Oxidation als produktive Kraft
Ein gutes Beispiel dafür ist das Prinzip der Oxidation. Bei diesem chemischen Vorgang reagieren verschiedene Materialien mit Sauerstoff und verändern dadurch ihre Struktur. Viele Handwerkstechniken setzen die Oxidation produktiv ein. So kann man eiserne Gegenstände mit einer Schicht aus Edelrost schützen.
Beim Färben mit Indigo erscheinen die im Bottich getränkten Stoffe zunächst gelblich-grün. Erst die Oxidation an der Luft erzeugt die gewünschte blaue Färbung.
Auch beim Tee (camelia sinensis) unterscheiden sich die Sorten mit dem Grad der Oxidation.
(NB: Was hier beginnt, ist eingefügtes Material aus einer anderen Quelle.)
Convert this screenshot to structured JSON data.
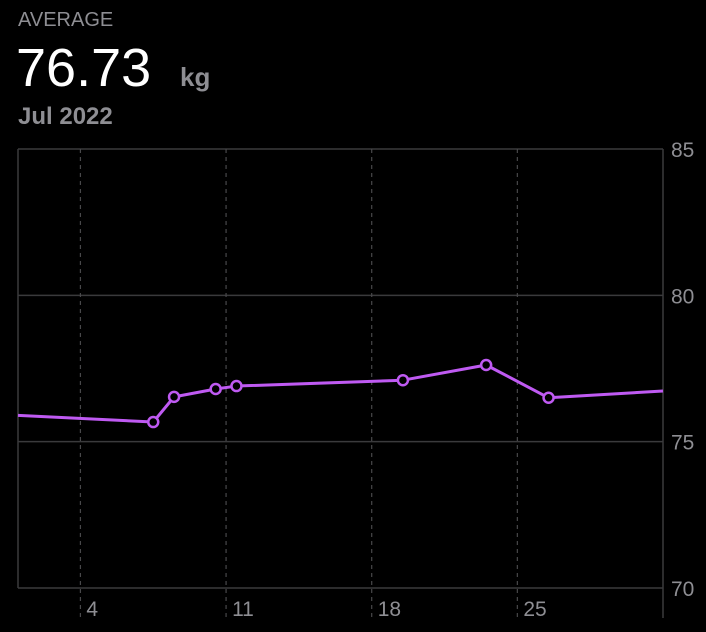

Von unfermentierten grünen Tee, leicht fermentiertem weißem Tee bis zu stark fermentiertem schwarzen Tee.
Behandelt man Eisen mit unfermentierten Grünteelättern oxidiert es insbedondere wenn man es gemeinsam erhitzt und die Flüssigkeit eindampfen läßt. Es bildet sich eine Oxidschicht, die das Eisen schützt wenn man es danach versiegelt z.B. mit Öl oder es trocken gehalten wird.
Oxidizing forged iron brooches in iron bowl – heated together with green tea leaves.
Treatment cast iron Japanese tetsubin (water kettle) with green tea to reseal the inside surface.
Oxidation und Schönheit
Oxidation verändert also die ursprüngliche Form von Gegenständen, sie löst Grenzen auf und schafft dadurch Neues. Spätestens seit dem Ende des 20. Jahrhunderts wird dieser Effekt auch in der Kunst eingesetzt. Denn wenn Metall oxidiert, entsteht eine enorme Vielfalt an Farbtönen. Die orangebraune Farbe von Rost auf altem Eisen oder das matte Grün eines Kupferdaches inspirieren so zu außergewöhnlichen Werken.
Ein besonders berühmtes Beispiel dafür ist das “Oxidation Painting” im Whitney Museum in New York. Andy Warhol besprühte 1978 eine zwei Meter hohe und fünf Meter lange, mit Kupferpigmenten bestrichene Leinwand mit Urin. Auf der siebten Documenta, 1982, hatte das Kupfer an vielen Stellen noch einen starken Glanz. Mittlerweile wirkt die gesamte Fläche deutlich matter.
Außergewöhnliche Effekte durch den Einsatz von Oxidationsmitteln
Wie Warhols Kunstwerk zeigt, entwickeln sich natürliche Rost- und Patinaeffekte sehr langsam und sind nur mit bestimmten Materialien möglich. Der Einsatz von Oxidationslösungen erweitert das Spektrum erheblich. Neben dem Metall erobert Rost jetzt auch ganz neue Trägermaterialien wie beispielsweise Papier, Holz, Glas, Beton oder Stein.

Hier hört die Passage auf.